After assuring Americans that he would “wage a war against the emergency,” the following day, Roosevelt declared a four-day bank holiday to stop people from withdrawing their money from teetering banks, and on March the 9th, Congress passed Roosevelt’s Emergency Banking Act, which reorganized the banks and closed the ones that remained hopelessly insolvent.
FDR’s First 100 Days
In his first fireside chat, Roosevelt urged Americans to put their savings back into banks, and by the end of the month, almost three-quarters of all American banks had reopened their doors. During the first 100 days of Roosevelt’s first term in office, FDR moved decisively to end Prohibition by an amendment to the U.S. Constitution, followed by the signing of the Tennessee Valley Authority Act or TVA, which allowed the federal government to build dams along the Tennessee River for flood control and the generation of inexpensive hydroelectric power.

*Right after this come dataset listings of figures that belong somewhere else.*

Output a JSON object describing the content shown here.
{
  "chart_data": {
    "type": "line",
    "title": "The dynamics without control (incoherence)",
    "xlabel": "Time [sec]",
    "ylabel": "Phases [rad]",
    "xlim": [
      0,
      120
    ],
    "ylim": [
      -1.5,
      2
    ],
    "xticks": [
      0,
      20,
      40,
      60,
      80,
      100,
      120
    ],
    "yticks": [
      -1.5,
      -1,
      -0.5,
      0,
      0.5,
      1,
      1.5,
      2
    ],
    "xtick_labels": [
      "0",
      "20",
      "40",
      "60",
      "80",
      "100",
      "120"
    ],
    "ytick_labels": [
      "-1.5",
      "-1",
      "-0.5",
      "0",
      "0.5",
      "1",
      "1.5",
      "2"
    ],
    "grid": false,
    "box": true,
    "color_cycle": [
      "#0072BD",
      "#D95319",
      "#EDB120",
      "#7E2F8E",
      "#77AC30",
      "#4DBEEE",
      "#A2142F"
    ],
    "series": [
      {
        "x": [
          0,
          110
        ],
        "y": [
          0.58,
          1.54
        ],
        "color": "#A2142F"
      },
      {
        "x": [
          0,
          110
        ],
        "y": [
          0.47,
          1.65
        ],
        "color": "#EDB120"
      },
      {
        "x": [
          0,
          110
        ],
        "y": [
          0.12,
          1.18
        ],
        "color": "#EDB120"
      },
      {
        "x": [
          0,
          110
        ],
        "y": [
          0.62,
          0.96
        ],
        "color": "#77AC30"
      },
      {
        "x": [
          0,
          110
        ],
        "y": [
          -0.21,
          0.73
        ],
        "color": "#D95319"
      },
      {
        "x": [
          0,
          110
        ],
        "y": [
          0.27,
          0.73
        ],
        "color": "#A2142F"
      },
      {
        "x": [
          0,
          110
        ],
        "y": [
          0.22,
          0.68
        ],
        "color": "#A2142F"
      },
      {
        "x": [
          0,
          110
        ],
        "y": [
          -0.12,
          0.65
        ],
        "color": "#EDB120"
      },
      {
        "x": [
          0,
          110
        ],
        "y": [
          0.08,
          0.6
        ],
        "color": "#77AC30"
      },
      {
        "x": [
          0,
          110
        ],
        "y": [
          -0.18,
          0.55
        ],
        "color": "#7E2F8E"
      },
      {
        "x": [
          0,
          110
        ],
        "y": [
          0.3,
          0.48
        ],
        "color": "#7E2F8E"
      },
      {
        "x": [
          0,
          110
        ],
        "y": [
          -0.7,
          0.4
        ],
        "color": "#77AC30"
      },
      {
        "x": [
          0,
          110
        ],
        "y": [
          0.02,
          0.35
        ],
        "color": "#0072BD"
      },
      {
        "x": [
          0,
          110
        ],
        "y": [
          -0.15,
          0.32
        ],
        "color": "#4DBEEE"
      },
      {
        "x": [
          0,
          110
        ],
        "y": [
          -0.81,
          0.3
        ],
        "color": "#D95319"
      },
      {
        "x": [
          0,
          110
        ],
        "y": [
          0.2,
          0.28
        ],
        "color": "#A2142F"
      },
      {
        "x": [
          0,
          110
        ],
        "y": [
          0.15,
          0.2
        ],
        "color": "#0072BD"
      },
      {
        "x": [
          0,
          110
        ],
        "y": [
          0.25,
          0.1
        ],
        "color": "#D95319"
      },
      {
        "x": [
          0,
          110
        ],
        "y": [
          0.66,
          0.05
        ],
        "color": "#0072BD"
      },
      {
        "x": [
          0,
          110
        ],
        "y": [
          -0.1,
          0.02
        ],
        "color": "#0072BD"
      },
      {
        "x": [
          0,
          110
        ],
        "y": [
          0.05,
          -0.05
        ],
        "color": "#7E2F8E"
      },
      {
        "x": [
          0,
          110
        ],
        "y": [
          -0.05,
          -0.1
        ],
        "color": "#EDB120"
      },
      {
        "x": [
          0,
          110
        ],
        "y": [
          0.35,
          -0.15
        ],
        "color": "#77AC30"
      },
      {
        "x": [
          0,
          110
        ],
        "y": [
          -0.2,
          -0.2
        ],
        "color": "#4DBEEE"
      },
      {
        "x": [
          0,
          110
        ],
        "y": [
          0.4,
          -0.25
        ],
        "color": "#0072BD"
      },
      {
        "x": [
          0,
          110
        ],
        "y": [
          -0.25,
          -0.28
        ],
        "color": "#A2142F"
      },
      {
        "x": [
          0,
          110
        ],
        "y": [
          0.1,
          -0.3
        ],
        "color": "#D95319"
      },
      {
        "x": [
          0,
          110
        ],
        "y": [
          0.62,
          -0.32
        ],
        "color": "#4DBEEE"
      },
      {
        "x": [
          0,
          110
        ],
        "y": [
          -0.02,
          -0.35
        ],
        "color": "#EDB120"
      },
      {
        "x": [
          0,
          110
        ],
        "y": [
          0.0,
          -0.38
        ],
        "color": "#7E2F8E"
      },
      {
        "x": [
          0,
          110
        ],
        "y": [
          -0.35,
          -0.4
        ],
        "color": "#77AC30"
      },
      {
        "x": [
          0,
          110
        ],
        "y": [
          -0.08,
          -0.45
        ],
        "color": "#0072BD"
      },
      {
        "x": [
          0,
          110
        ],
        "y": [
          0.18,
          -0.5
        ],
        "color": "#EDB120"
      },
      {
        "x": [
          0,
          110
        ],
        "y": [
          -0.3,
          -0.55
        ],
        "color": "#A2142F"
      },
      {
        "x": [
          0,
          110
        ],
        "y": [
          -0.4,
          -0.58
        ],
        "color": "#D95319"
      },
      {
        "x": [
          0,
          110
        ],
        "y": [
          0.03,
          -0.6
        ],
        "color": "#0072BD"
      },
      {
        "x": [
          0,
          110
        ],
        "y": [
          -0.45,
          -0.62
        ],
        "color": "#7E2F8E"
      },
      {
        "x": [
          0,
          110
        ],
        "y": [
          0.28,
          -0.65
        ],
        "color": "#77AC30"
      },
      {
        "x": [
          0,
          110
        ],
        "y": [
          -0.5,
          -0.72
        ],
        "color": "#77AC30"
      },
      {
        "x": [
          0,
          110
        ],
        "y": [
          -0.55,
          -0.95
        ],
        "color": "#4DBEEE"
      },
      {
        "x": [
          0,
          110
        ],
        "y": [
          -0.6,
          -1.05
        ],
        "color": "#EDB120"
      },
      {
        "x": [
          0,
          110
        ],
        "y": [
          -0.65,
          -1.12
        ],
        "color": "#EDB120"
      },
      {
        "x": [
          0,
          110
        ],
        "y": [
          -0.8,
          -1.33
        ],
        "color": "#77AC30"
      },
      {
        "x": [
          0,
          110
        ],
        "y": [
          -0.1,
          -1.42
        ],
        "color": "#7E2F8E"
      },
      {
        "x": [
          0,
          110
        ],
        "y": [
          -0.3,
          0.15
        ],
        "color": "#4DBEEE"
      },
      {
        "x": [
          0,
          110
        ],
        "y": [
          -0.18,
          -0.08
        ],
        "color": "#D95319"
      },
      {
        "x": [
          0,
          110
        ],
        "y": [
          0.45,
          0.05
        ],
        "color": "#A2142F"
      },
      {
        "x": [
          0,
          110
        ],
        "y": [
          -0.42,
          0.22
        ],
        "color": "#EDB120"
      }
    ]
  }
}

Simultaneously, Congress passed a bill that paid farmers to fallow their fields in order to end agricultural surpluses and boost food prices. The following month saw the enactment of the National Industrial Recovery Act, which guaranteed workers the right to unionize and negotiate for higher wages and better working conditions.
Along with the passage of 12 other major laws, almost every American found something to be pleased about and something to complain about in FDR’s robust collection of bills, but it was clear to all that FDR was engaging the sort of direct and vigorous action he had promised in his inaugural address.
Second New Deal
Despite FDR’s efforts to stimulate the economy, the Depression worsened with high unemployment and low wages, obliging Roosevelt to launch a second, more aggressive series of New Deal programs in the Spring of 1935. Known as the Second New Deal, he created the Works Progress Administration or WPA, providing federally-funded jobs for the unemployed, which in turn improved the American infrastructure through the construction of post offices, bridges, schools, highways and parks.
Along with additional legislation to protect labor unions, in August of 1935, FDR signed the Social Security Act, which guaranteed pensions for working Americans, as well as unemployment insurance for workers laid off for reasons outside their own conduct and performance.
Most historians concur that Roosevelt’s New Deal era came to an abrupt end on December 8, 1941, when the United States entered World War Two, just one day after the Japanese bombed American naval assets at Pearl Harbor.